Il en était réduit à ressasser les mêmes arguments encore et encore, et l'abruti en face de lui répondait les mêmes choses encore et encore, et il avait l'impression d'être un disque rayé mais qu'il fût damné s'il allait laisser Rogers s'en tirer en croyant que sa quête était juste et avait la moindre chance de succès. Le Soldat de l'Hiver ne pouvait pas être sauvé et ne méritait une telle dévotion en premier lieu. Point. A la ligne. C'était au démantèlement d'Hydra et aux Vengeurs que Captain America devait dévouer son indicible attention. Point. A la ligne.

C'était pourtant simple, non ?

« Je sais très bien quelles sont mes priorités, merci, grinçait Capitaine Buté.

- Et bien on dirait pas ! Dès que ton ami ailé appelle, tu…

- Stark ! »

L'interpellation ferme et puissante évoqua chez Tony le besoin primal de se replier dans un coin de la pièce et de faire le mort. L'espionne fatale qui en était à l'origine débarqua dans la pièce sans un regard pour le Captain, et se planta devant le milliardaire.

« Il faut qu'on parle des améliorations de mon équipement, annonça-t-elle les poings sur les hanches.

- On est en train de discuter là, protesta Tony.

- Vous avez fini de discuter. Nous sommes en train de discuter. »

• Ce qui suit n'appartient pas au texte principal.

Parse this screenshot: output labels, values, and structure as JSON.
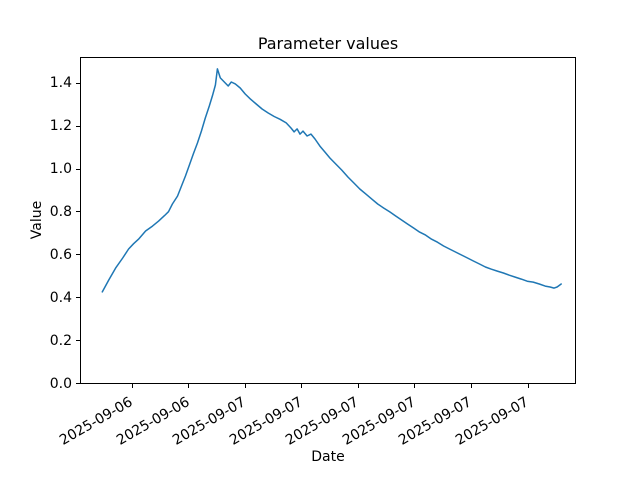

L'inventeur fronça les sourcils. Qu'avait-il pu bien faire à l'équipement de la Veuve Noire pour qu'elle fût si inflexible ? Il n'en avait pas la moindre idée ; les dernières mises à jour avaient été plutôt légères. Peut-être qu'elle était simplement de mauvaise humeur et cherchait un bouc émissaire à toute sa frustration. Où était Barton quand on avait besoin de lui ?

« Je vais vous laisser, » soupira Rogers en se levant.

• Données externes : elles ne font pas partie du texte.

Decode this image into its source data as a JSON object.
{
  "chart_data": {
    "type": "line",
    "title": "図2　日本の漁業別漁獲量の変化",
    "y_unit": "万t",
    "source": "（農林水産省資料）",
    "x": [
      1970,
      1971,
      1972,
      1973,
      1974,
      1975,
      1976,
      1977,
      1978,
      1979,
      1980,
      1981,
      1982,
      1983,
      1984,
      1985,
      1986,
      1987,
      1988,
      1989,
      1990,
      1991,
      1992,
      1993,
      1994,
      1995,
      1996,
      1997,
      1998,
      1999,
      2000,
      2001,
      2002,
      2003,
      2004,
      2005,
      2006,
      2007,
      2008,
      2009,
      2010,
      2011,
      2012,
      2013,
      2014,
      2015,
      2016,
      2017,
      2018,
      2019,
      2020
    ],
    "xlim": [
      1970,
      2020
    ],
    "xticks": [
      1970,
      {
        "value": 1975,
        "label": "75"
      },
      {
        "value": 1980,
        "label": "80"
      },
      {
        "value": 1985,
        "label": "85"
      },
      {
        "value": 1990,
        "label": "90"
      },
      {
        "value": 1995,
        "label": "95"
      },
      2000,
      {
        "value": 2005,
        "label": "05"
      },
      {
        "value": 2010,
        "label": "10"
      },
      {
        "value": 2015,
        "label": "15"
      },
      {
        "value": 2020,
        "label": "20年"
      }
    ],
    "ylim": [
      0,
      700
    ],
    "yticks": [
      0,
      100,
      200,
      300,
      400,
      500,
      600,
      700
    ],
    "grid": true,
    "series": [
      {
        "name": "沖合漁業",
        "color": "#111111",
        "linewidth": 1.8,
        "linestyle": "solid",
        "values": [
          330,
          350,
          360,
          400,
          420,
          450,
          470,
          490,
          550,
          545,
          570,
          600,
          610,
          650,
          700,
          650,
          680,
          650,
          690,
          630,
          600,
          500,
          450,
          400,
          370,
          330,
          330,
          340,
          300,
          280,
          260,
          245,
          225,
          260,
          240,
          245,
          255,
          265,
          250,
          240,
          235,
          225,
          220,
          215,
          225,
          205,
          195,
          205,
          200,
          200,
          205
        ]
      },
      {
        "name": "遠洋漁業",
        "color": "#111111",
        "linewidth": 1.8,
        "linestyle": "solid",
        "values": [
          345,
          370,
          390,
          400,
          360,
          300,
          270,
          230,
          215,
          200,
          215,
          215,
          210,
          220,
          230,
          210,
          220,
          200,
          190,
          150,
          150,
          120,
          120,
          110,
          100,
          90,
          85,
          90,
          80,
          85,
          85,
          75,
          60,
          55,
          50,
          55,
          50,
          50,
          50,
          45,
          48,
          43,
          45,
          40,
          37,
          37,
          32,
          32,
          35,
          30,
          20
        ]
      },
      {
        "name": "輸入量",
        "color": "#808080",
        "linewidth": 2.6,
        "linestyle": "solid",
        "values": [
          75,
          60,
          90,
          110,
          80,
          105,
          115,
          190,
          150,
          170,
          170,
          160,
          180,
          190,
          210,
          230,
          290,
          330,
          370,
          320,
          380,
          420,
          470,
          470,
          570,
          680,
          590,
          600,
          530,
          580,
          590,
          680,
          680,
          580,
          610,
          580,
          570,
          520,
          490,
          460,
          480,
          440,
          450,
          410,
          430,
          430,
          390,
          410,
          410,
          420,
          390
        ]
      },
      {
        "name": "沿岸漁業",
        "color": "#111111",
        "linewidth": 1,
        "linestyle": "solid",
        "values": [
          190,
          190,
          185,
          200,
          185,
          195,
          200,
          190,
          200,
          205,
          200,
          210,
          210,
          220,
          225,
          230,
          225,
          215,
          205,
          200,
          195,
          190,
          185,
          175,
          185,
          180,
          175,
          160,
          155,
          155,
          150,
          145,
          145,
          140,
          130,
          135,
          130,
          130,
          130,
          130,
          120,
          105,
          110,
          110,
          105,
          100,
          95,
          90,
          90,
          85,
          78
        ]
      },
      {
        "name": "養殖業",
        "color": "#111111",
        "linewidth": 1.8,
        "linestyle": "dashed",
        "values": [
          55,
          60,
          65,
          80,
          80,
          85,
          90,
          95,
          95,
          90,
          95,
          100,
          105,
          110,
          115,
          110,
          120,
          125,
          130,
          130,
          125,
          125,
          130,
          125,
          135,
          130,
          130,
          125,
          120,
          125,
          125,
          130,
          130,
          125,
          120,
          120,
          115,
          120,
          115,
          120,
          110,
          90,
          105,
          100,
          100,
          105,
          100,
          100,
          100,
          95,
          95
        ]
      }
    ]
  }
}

Avant de partir, il échangea un regard avec Romanoff et Tony eut la désagréable impression qu'une discussion de mille mots avait juste eu lieu sans qu'il n'en comprît un seul. Frustrant. Depuis quand Romanoff et Rogers étaient capables de faire ça ?

L'espionne attendit encore de longues secondes après qu'il eut disparu derrière la porte pour reprendre la parole. Et quand elle le fit, ce fut d'une voix basse et menaçante, un regard hostile et implacable fixé sur lui :

« Tu ne vas plus jamais évoquer Barnes devant Steve. »

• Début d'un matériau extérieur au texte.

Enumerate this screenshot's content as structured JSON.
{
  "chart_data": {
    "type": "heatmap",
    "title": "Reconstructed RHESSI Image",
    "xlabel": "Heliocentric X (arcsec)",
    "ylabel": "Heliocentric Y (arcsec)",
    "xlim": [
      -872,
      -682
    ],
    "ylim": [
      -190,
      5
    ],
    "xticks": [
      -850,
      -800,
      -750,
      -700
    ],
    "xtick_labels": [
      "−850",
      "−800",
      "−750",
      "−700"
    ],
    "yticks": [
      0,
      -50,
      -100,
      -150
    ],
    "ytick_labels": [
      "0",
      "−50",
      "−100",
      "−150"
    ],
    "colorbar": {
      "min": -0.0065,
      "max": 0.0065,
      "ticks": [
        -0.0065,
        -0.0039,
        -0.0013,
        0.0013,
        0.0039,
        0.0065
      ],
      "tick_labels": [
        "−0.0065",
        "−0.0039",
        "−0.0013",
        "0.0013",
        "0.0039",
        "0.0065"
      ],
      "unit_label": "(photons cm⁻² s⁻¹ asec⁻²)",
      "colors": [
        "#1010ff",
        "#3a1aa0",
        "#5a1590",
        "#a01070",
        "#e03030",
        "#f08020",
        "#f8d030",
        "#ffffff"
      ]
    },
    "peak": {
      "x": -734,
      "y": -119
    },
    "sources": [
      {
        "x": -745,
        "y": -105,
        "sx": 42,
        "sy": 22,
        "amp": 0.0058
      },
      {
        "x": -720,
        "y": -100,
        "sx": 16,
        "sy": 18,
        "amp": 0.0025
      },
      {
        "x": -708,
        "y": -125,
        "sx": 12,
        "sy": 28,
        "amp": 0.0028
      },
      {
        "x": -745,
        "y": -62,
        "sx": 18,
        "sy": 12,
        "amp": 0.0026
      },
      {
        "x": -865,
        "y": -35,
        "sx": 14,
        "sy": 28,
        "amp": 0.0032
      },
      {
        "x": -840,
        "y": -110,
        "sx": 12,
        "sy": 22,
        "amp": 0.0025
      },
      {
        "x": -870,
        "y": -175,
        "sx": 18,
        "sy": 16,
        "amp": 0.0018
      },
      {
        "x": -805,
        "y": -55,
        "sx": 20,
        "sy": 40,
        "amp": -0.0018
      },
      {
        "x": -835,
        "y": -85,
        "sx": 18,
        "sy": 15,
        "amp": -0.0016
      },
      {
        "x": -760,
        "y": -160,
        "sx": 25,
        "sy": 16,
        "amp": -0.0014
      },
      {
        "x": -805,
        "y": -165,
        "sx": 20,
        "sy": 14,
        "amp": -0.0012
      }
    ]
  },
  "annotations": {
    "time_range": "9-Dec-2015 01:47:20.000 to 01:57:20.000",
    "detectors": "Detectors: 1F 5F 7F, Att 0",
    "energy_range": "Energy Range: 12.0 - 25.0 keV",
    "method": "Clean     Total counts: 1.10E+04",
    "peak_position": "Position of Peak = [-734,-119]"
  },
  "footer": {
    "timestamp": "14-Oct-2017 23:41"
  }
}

Tony ouvrit grand les yeux. C'était ça son problème ? Brusquement, il n'était plus tant inquiet qu'irrité. Et, histoire de bien le faire comprendre à la principale intéressée, il se leva pour pouvoir la toiser en bonne et due forme.

« Pardon ? De un, pourquoi ? De deux, en quoi ça te concerne ? De trois, c'est quoi cette mise en scène que t'as servie au Cap' ? De quatre, … pardon ? »

Bien loin d'être déstabilisée par le venin dans sa voix, elle répondit avec son propre poison :

« Es-tu vraiment si aveugle que tu ne te rends pas compte que tu ne fais que remuer le couteau dans la plaie ?

- Il ne devrait pas y avoir de plaie.

- Mais il y en a une. Et tu ne fais que l'aggraver.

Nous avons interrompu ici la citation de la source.